Am 11. Mai 1945 richtete Stadtpfarrer Leonhard Ritter außerdem eine Eingabe an den Bürgermeister der Stadt Herzogenaurach, dass der "Bürgermeister sowie die Stadtverwaltung den vor 1933 üblichen Ehrendienst bei den Prozessionen an den Donnerstagen, sowie an Fronleichnam etc. wieder übernehmen wolle. Der Ratsherrenstuhl ist für die Herren wieder reserviert."

Wie eine Herzogenauracherin niederschrieb, fanden am Sonntag, 13. Mai 1945, in England und Amerika Siegesfeiern in kirchlichem Rahmen statt. Die Volksseele kochte hoch, als das Gerücht bekannt wurde, dass farbige Soldaten Frauen in den Wäldern überfallen haben sollen. Auch eine 72 Jahre alte Frau soll beim Holzsuchen im Wald von zwei Farbigen belästigt worden sein.

Erst über vier Wochen nach Einnahme der Stadt durch die Amerikaner, am 18. Mai 1945, konnten die weißen Fahnen eingeholt werden, die bis dahin das Straßenbild bestimmt hatten. Bereits frühzeitig machten sich Engpässe bei der Nahrungsmittelversorgung bemerkbar. Das Amt für Ernährung und Landwirtschaft in Bayern kündigte am 22. Mai wegen der angespannten Versorgungslage eine Kürzung der Nahrungsmittelration an.

Am 24. Mai wurde mit der Glocke ausgeschellt, dass sich in der kommenden Woche alle Einwohner vom zwölften Lebensjahr an in der Stadtverwaltung zu melden hätten. Jeder würde dann einen Ausweis mit einem Fingerabdruck bekommen.

Zur kommunalen Selbstverwaltung war die Bildung eines neuen Stadtrates in Herzogenaurach nötig. Am 24. Mai 1945 wurde aus der Aurachstadt bei Landrat Dr. Fröhlich angefragt, wie viele Ratsmitglieder zu diesem Zweck bestimmt werden dürften. Am 28. Mai 1945 genehmigte die Militärregierung Bürgermeister Adam Hubmann durch Landrat Dr. Fröhlich die Bildung eines Stadtrates in Herzogenaurach. Die BVP sollte drei Sitze, die SPD zwei Sitze und die Kommunisten einen Sitz erhalten. "Es muss sich selbstverständlich um politisch und persönlich einwandfreie Leute handeln", wurde in den Ratsprotokollen vermerkt.

Für den 29. Mai 1945 lud Bürgermeister Adam Hubmann die für ein Stadtratsmandat in Frage kommenden Bürger in den Sitzungssaal des Rathauses ein. Dabei handelte es sich um Landwirt und Gastwirt Christian Glass, Zimmermann Mathias Sieber, Steinmetzmeister Hans Gast, Sattler Georg Herrmann, Angestellter Hans Maier und Wasserwart Konrad Gumbrecht. Christian Glass gab jedoch an, dass er als Ortsbauernführer und Vorstand der Milchlieferungsgenossenschaft genug Verpflichtungen hätte und daher nicht für dieses Amt infrage käme. Als Ersatz schlug er daher den Kaufmann Georg Kummert vor.

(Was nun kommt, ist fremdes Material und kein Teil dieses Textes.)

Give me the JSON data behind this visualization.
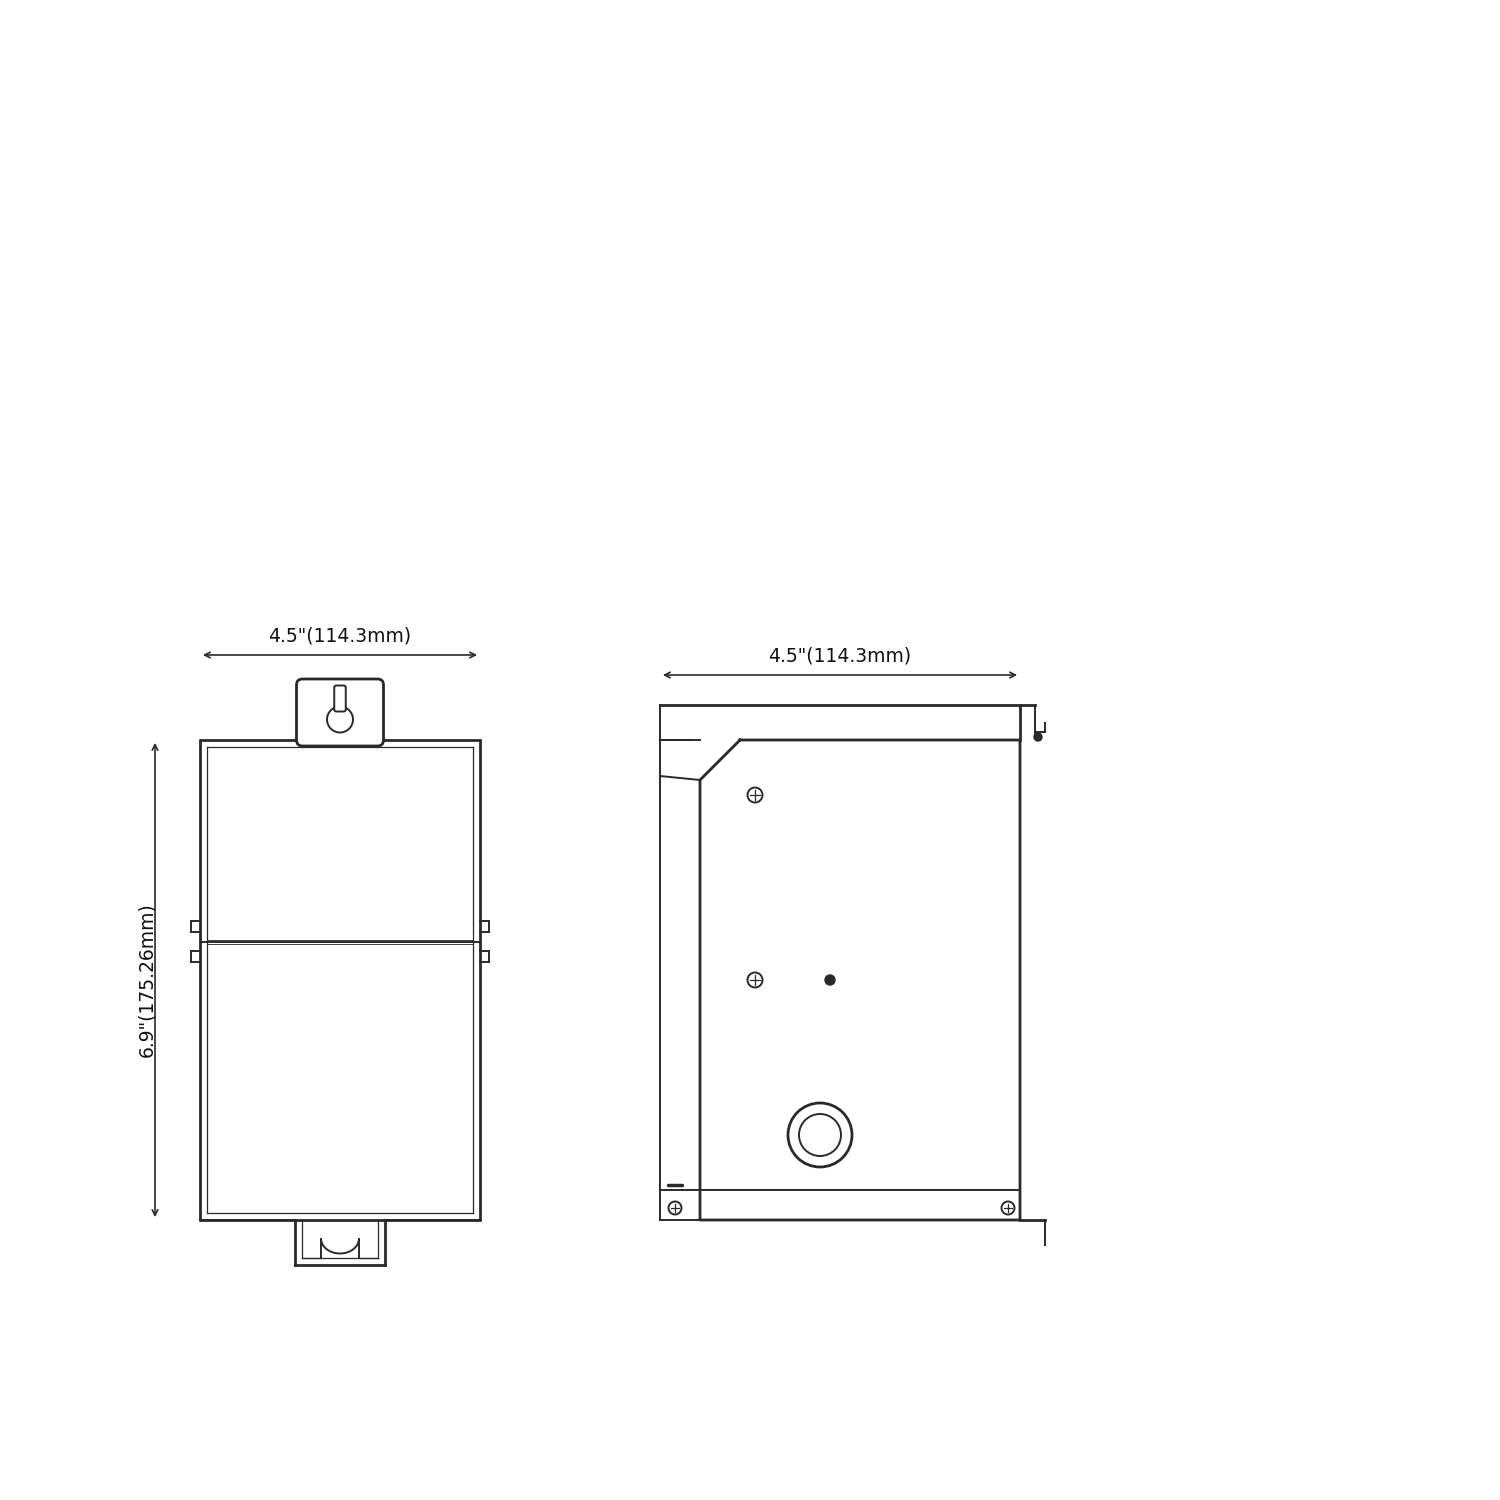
{
  "bg_color": "#ffffff",
  "line_color": "#2a2a2a",
  "lw": 1.4,
  "lw_thin": 0.9,
  "lw_thick": 2.0,
  "dim_color": "#111111",
  "fig_width": 15.0,
  "fig_height": 15.0,
  "width_label": "4.5\"(114.3mm)",
  "height_label": "6.9\"(175.26mm)",
  "width_label2": "4.5\"(114.3mm)",
  "fontsize_dim": 13.5
}
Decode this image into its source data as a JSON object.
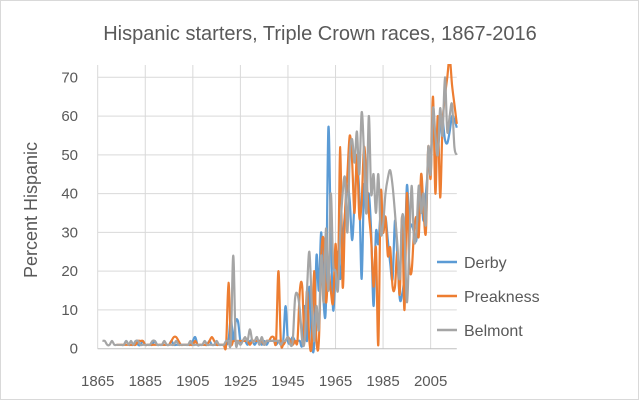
{
  "chart_data": {
    "type": "line",
    "title": "Hispanic starters, Triple Crown races, 1867-2016",
    "xlabel": "",
    "ylabel": "Percent Hispanic",
    "x_start": 1867,
    "x_end": 2016,
    "xlim": [
      1865,
      2016
    ],
    "ylim": [
      0,
      70
    ],
    "x_ticks": [
      1865,
      1885,
      1905,
      1925,
      1945,
      1965,
      1985,
      2005
    ],
    "y_ticks": [
      0,
      10,
      20,
      30,
      40,
      50,
      60,
      70
    ],
    "grid": true,
    "smoothed": true,
    "legend_position": "right",
    "series": [
      {
        "name": "Derby",
        "color": "#5B9BD5",
        "values": [
          null,
          null,
          null,
          null,
          null,
          null,
          null,
          null,
          1,
          1,
          2,
          1,
          1,
          1,
          2,
          1,
          1,
          2,
          1,
          1,
          1,
          1,
          2,
          1,
          1,
          1,
          1,
          1,
          1,
          2,
          1,
          1,
          1,
          1,
          1,
          1,
          1,
          1,
          2,
          3,
          1,
          1,
          1,
          1,
          1,
          2,
          1,
          1,
          1,
          1,
          1,
          1,
          1,
          2,
          8,
          2,
          7,
          7,
          2,
          2,
          2,
          1,
          2,
          2,
          1,
          2,
          2,
          1,
          2,
          1,
          2,
          2,
          2,
          1,
          2,
          2,
          2,
          11,
          2,
          2,
          3,
          2,
          2,
          2,
          1,
          11,
          2,
          16,
          2,
          1,
          24,
          15,
          30,
          12,
          12,
          57,
          30,
          10,
          20,
          25,
          18,
          28,
          35,
          42,
          38,
          28,
          38,
          47,
          40,
          18,
          42,
          35,
          40,
          30,
          11,
          30,
          27,
          35,
          30,
          34,
          28,
          22,
          18,
          33,
          24,
          13,
          14,
          20,
          42,
          32,
          32,
          30,
          28,
          38,
          40,
          33,
          40,
          47,
          50,
          57,
          55,
          52,
          57,
          59,
          54,
          53,
          56,
          60,
          59,
          57
        ]
      },
      {
        "name": "Preakness",
        "color": "#ED7D31",
        "values": [
          null,
          null,
          null,
          null,
          null,
          null,
          1,
          1,
          1,
          1,
          1,
          1,
          1,
          1,
          1,
          2,
          2,
          2,
          1,
          1,
          1,
          1,
          1,
          1,
          1,
          1,
          1,
          1,
          1,
          2,
          3,
          3,
          2,
          1,
          1,
          1,
          1,
          1,
          1,
          2,
          1,
          1,
          1,
          1,
          1,
          2,
          3,
          2,
          1,
          1,
          1,
          1,
          1,
          17,
          2,
          2,
          2,
          2,
          2,
          2,
          2,
          2,
          1,
          2,
          2,
          2,
          2,
          2,
          1,
          2,
          2,
          3,
          3,
          2,
          20,
          2,
          1,
          2,
          3,
          2,
          1,
          2,
          2,
          15,
          16,
          2,
          15,
          2,
          1,
          20,
          2,
          2,
          24,
          28,
          12,
          20,
          15,
          12,
          27,
          17,
          52,
          16,
          35,
          45,
          55,
          48,
          35,
          50,
          34,
          38,
          52,
          44,
          35,
          28,
          16,
          26,
          1,
          40,
          30,
          34,
          24,
          26,
          16,
          16,
          25,
          14,
          34,
          10,
          40,
          22,
          20,
          30,
          34,
          29,
          45,
          36,
          30,
          52,
          44,
          65,
          40,
          60,
          39,
          58,
          65,
          70,
          75,
          68,
          63,
          58
        ]
      },
      {
        "name": "Belmont",
        "color": "#A5A5A5",
        "values": [
          2,
          2,
          1,
          1,
          2,
          1,
          1,
          1,
          1,
          1,
          2,
          1,
          2,
          1,
          2,
          2,
          1,
          1,
          1,
          1,
          1,
          2,
          2,
          1,
          1,
          1,
          2,
          1,
          1,
          1,
          1,
          2,
          1,
          1,
          1,
          1,
          1,
          2,
          1,
          1,
          1,
          1,
          1,
          2,
          1,
          1,
          1,
          1,
          2,
          1,
          1,
          1,
          2,
          2,
          2,
          24,
          2,
          2,
          1,
          2,
          3,
          2,
          5,
          2,
          2,
          3,
          1,
          3,
          1,
          2,
          2,
          2,
          2,
          2,
          2,
          1,
          2,
          2,
          3,
          1,
          2,
          13,
          14,
          10,
          2,
          2,
          15,
          25,
          12,
          2,
          11,
          5,
          24,
          12,
          31,
          15,
          40,
          22,
          20,
          15,
          30,
          40,
          44,
          30,
          50,
          54,
          48,
          56,
          45,
          61,
          50,
          35,
          60,
          40,
          45,
          35,
          45,
          30,
          32,
          40,
          44,
          46,
          42,
          35,
          27,
          18,
          34,
          30,
          12,
          26,
          42,
          28,
          30,
          42,
          35,
          40,
          32,
          52,
          45,
          62,
          55,
          50,
          62,
          55,
          70,
          56,
          60,
          63,
          52,
          50
        ]
      }
    ]
  }
}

Am 26. Mai 1945 wurde die Abgabe ehemaliger Baracken des Fliegerhorstes beschlossen. Zwei davon gingen an die Stadt Herzogenaurach, weitere vier wurden für 230 bis 330 Reichsmark an Privatleute veräußert. Genau festgelegt war auch die Ausgabe der Lebensmittelkarten. Die Herzogenauracher konnten am 29. Mai 1945 vormittags von 8 bis 11 Uhr für die Bezirke I, II und II und nachmittags von 14 bis 17 Uhr für die Bezirke IV, V und VI die Lebensmittelkarten im Rathaus abholen.

Wegen des Rückgangs der Quellschüttung wurden Wassereinschränkungen angeordnet. Aus diesem Grund wurde das Gießen der Gärten mit dem Gartenschlauch, sowie das Sprengen der Straßen und Plätze verboten.